In context of personal experience, I am by no means trying to say that non-STEM classes are easier or any lesser than STEM classes, but the STEM classes I have taken required more week-to-week work than my non-STEM classes.
For example, my first semester of organic chemistry, Chemistry 343, had four midterm exams, and was worth three credits. On the other hand, my current three credit English class consists of one midterm exam and two papers of moderate length.
UW’s Courses and Academic Programs Policies and Guidelines webpage explicitly states academic units must follow the federal credit hour definition: “One hour (one instructional hour equals 50 minutes) of classroom or direct faculty instruction and a minimum of two hours of out of class student work each week.”
This means three credit classes should really only require about six hours of out-of-class work per week. Anyone who’s taken a three credit STEM course here knows this is rarely the case.
When asked about the differing workloads, professor John Nimis of the Department of African Languages and Literature said, “These days, humanities professors have very little institutional support, because higher administration is concerned with very countable questions like rankings, and very practical questions like an obvious connection to employability.”

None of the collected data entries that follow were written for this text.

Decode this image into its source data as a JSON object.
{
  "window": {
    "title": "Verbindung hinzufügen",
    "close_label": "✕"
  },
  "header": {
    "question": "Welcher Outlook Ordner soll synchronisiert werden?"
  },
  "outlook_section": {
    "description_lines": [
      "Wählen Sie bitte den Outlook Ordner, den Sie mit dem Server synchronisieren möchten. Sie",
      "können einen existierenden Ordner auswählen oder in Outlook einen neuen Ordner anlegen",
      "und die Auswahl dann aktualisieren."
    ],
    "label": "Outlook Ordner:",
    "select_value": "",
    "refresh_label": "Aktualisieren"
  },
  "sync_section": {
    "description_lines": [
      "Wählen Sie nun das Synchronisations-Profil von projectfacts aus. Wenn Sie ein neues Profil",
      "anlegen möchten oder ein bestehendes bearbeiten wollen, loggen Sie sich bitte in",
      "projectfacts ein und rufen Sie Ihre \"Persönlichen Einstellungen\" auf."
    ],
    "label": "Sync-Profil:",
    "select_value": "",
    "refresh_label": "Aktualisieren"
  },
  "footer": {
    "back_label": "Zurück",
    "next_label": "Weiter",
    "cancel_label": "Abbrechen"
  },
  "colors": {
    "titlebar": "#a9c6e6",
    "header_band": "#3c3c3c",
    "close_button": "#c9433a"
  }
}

Nimis said humanities work is often unrepeatable and uncountable. “This means that humanities professors have experienced a decay in their ability to enforce grades,” Nimis said. “In other words, it’s not that humanities professors demand less of students, but rather that they are less able to enforce their demands.”
As two professors from very different sides of campus seem to be hinting at, the difference in workloads just comes with the territory. Different qualities of the students’ work are being evaluated, inevitably leading to different workloads.

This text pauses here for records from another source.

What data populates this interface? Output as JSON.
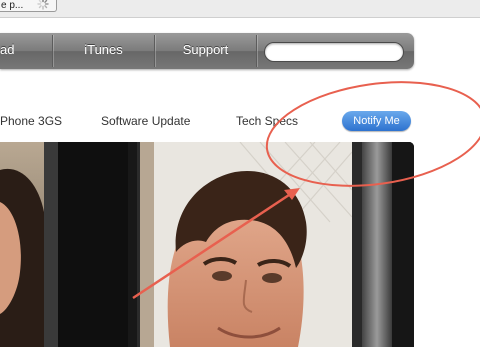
{
  "browser": {
    "tab_fragment": "e p..."
  },
  "navbar": {
    "items": [
      {
        "label": "ad"
      },
      {
        "label": "iTunes"
      },
      {
        "label": "Support"
      }
    ],
    "search_value": ""
  },
  "subnav": {
    "items": [
      {
        "label": "Phone 3GS"
      },
      {
        "label": "Software Update"
      },
      {
        "label": "Tech Specs"
      }
    ],
    "notify_label": "Notify Me"
  },
  "annotations": {
    "color": "#e8604f"
  },
  "colors": {
    "accent_blue": "#2d72cf"
  }
}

STEM classes should be on a separate scale because, as the two professors stated, the workload is not comparable.
I don’t know, maybe UW will eventually weigh STEM courses more realistically based on the amount of work associated with them, but I’m not going to hold my breath. I guess my message is to all those who don’t already know what I found out this semester: Don’t underestimate the effort STEM classes require. As for me, I’ll be spending most of my nights in the library, trying to keep my head above water.
Phil Michaelson ([email protected]) is majoring in biomedical engineering.